A surpresa para os pesquisadores não foi apenas a existência desses blocos, mas a velocidade, do ponto de vista geológico, com que giraram. Um bloco localizado na Cordilheira Bética central, por exemplo, girou até 53 graus em nove milhões de anos. “Isso significa que estamos falando de quase seis graus a cada milhão de anos. Para a maioria das pessoas isso parece muito pouco, mas em termos geológicos é uma barbaridade”, explica Crespo-Blanc.

A surpresa para os pesquisadores não foi apenas a existência desses blocos, mas a velocidade, do ponto de vista geológico, com que giraram

Entre as placas da África e da Ibéria, que permanecem em constante aproximação, estão as cordilheiras das áreas béticas e o Sistema de Rift. Por meio da colisão dos dois continentes haviam sido criadas muito tempo antes várias cadeias de montanhas que formam o que os geólogos chamam de sistema do arco de Gibraltar. “E é dentro desse sistema onde encontramos esses grandes blocos que giram”, explica a geóloga.
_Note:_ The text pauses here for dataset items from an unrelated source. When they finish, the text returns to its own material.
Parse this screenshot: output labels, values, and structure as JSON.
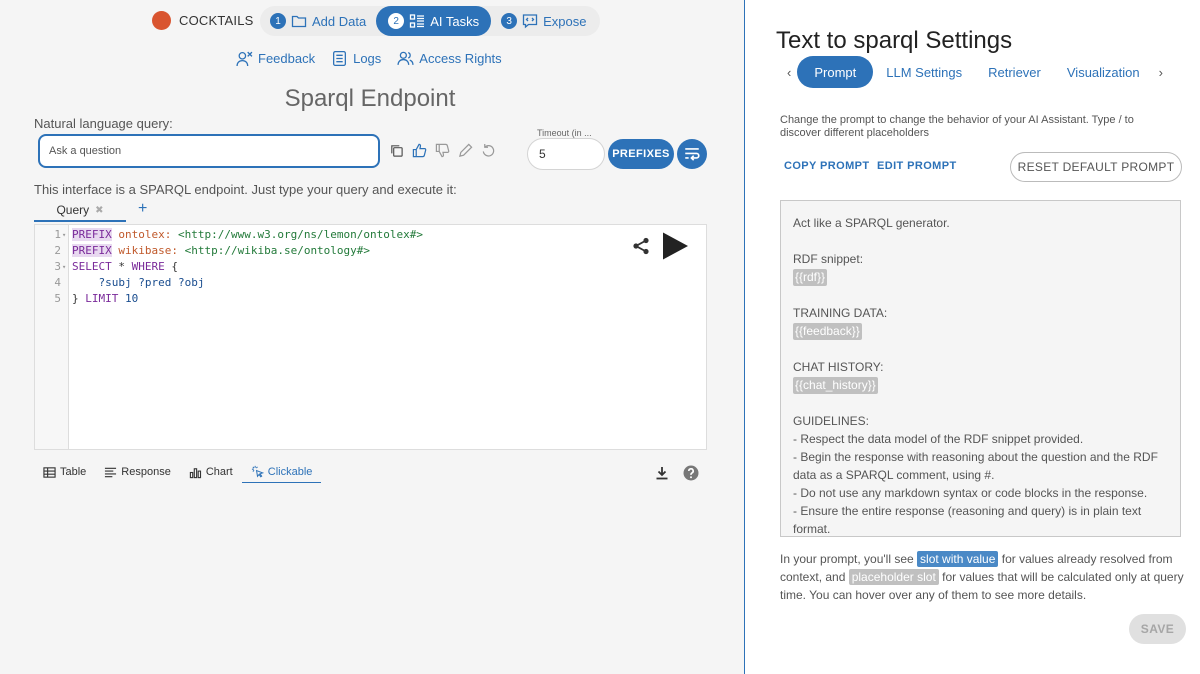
{
  "brand": {
    "label": "COCKTAILS",
    "color": "#d9542f"
  },
  "stepper": [
    {
      "num": "1",
      "label": "Add Data",
      "icon": "folder-icon"
    },
    {
      "num": "2",
      "label": "AI Tasks",
      "icon": "list-icon",
      "active": true
    },
    {
      "num": "3",
      "label": "Expose",
      "icon": "chat-code-icon"
    }
  ],
  "subnav": [
    {
      "label": "Feedback",
      "icon": "feedback-icon"
    },
    {
      "label": "Logs",
      "icon": "logs-icon"
    },
    {
      "label": "Access Rights",
      "icon": "users-icon"
    }
  ],
  "page_title": "Sparql Endpoint",
  "nlq": {
    "label": "Natural language query:",
    "placeholder": "Ask a question"
  },
  "timeout": {
    "label": "Timeout (in ...",
    "value": "5"
  },
  "prefixes_label": "PREFIXES",
  "intro": "This interface is a SPARQL endpoint. Just type your query and execute it:",
  "query_tab": {
    "label": "Query",
    "close": "✖",
    "add": "+"
  },
  "editor": {
    "lines": [
      {
        "n": "1",
        "fold": "▾",
        "parts": [
          {
            "t": "PREFIX",
            "c": "kw-hl"
          },
          {
            "t": " ",
            "c": ""
          },
          {
            "t": "ontolex:",
            "c": "pfx"
          },
          {
            "t": " ",
            "c": ""
          },
          {
            "t": "<http://www.w3.org/ns/lemon/ontolex#>",
            "c": "iri"
          }
        ]
      },
      {
        "n": "2",
        "fold": "",
        "parts": [
          {
            "t": "PREFIX",
            "c": "kw-hl"
          },
          {
            "t": " ",
            "c": ""
          },
          {
            "t": "wikibase:",
            "c": "pfx"
          },
          {
            "t": " ",
            "c": ""
          },
          {
            "t": "<http://wikiba.se/ontology#>",
            "c": "iri"
          }
        ]
      },
      {
        "n": "3",
        "fold": "▾",
        "parts": [
          {
            "t": "SELECT",
            "c": "kw"
          },
          {
            "t": " * ",
            "c": ""
          },
          {
            "t": "WHERE",
            "c": "kw"
          },
          {
            "t": " {",
            "c": ""
          }
        ]
      },
      {
        "n": "4",
        "fold": "",
        "parts": [
          {
            "t": "    ?subj ?pred ?obj",
            "c": "var"
          }
        ]
      },
      {
        "n": "5",
        "fold": "",
        "parts": [
          {
            "t": "} ",
            "c": ""
          },
          {
            "t": "LIMIT",
            "c": "kw"
          },
          {
            "t": " ",
            "c": ""
          },
          {
            "t": "10",
            "c": "num"
          }
        ]
      }
    ]
  },
  "result_tabs": [
    {
      "label": "Table",
      "icon": "table-icon"
    },
    {
      "label": "Response",
      "icon": "response-icon"
    },
    {
      "label": "Chart",
      "icon": "chart-icon"
    },
    {
      "label": "Clickable",
      "icon": "click-icon",
      "active": true
    }
  ],
  "settings": {
    "title": "Text to sparql Settings",
    "tabs": [
      {
        "label": "Prompt",
        "active": true
      },
      {
        "label": "LLM Settings"
      },
      {
        "label": "Retriever"
      },
      {
        "label": "Visualization"
      }
    ],
    "description": "Change the prompt to change the behavior of your AI Assistant. Type / to discover different placeholders",
    "copy_prompt": "COPY PROMPT",
    "edit_prompt": "EDIT PROMPT",
    "reset_prompt": "RESET DEFAULT PROMPT",
    "prompt": {
      "intro": "Act like a SPARQL generator.",
      "rdf_label": "RDF snippet:",
      "rdf_slot": "{{rdf}}",
      "training_label": "TRAINING DATA:",
      "training_slot": "{{feedback}}",
      "history_label": "CHAT HISTORY:",
      "history_slot": "{{chat_history}}",
      "guidelines_label": "GUIDELINES:",
      "guidelines": [
        "- Respect the data model of the RDF snippet provided.",
        "- Begin the response with reasoning about the question and the RDF data as a SPARQL comment, using #.",
        "- Do not use any markdown syntax or code blocks in the response.",
        "- Ensure the entire response (reasoning and query) is in plain text format."
      ]
    },
    "info": {
      "part1": "In your prompt, you'll see ",
      "chip_value": "slot with value",
      "part2": " for values already resolved from context, and ",
      "chip_placeholder": "placeholder slot",
      "part3": " for values that will be calculated only at query time. You can hover over any of them to see more details."
    },
    "save_label": "SAVE"
  },
  "colors": {
    "accent": "#2d72b8",
    "slot_value": "#4a89c6",
    "slot_placeholder": "#c0c0c0"
  }
}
Foi precisamente essa rotação dos blocos o que provocou, há seis milhões de anos, o fechamento da ligação Atlântico-Mediterrânico e a posterior abertura do Estreito de Gibraltar.

“Há seis milhões de anos, chegou um momento em que a África seguiu esse movimento para o noroeste, de modo que foi surgindo um relevo grande o suficiente para impedir a ligação entre o Atlântico e o Mediterrâneo e por isso fecharam-se ambos os corredores que conectavam os dois mares”, conta Crespo-Blanc. Naquela época, a água que chegava ao mar proveniente dos grandes rios que desembocam no Mediterrâneo, como o Ródano, o Ebro, o Nilo ou o Danúbio não era suficiente para compensar a evaporação, de modo que o nível do mar caiu para entre 1.500 e 1.700 metros abaixo do Atlântico. A alta concentração de sal que se deu na água acarretou o depósito de grandes quantidades de sais no fundo do mar em torno dos limites do Mediterrâneo. Alguns deles estão associados com as minas de estrôncio, como as de Montevives, em Granada.

A água que chegava ao mar proveniente dos grandes rios que desembocam no Mediterrâneo, como o Ródano, o Ebro, o Nilo ou o Danúbio não era suficiente para compensar a evaporação

A reconstrução feita pelos geólogos não é importante apenas para conhecer as causas do fechamento do Mediterrâneo, mas também para entender como surgiram essas minas de estrôncio, mineral muito importante na fabricação de produtos tecnológicos e assim poder proteger as reservas do mineral. A pesquisa também pode servir para estudar a evolução das falhas ativas que provocam terremotos. “E para saber como se formou o arco da Calábria, na Itália, que é muito semelhante ao de Gibraltar”, diz Crespo-Blanc. A pesquisa foi uma colaboração de mais de três anos entre as Universidades de Granada e Pablo de Olavide e o Instituto Andaluz de Ciências da Terra.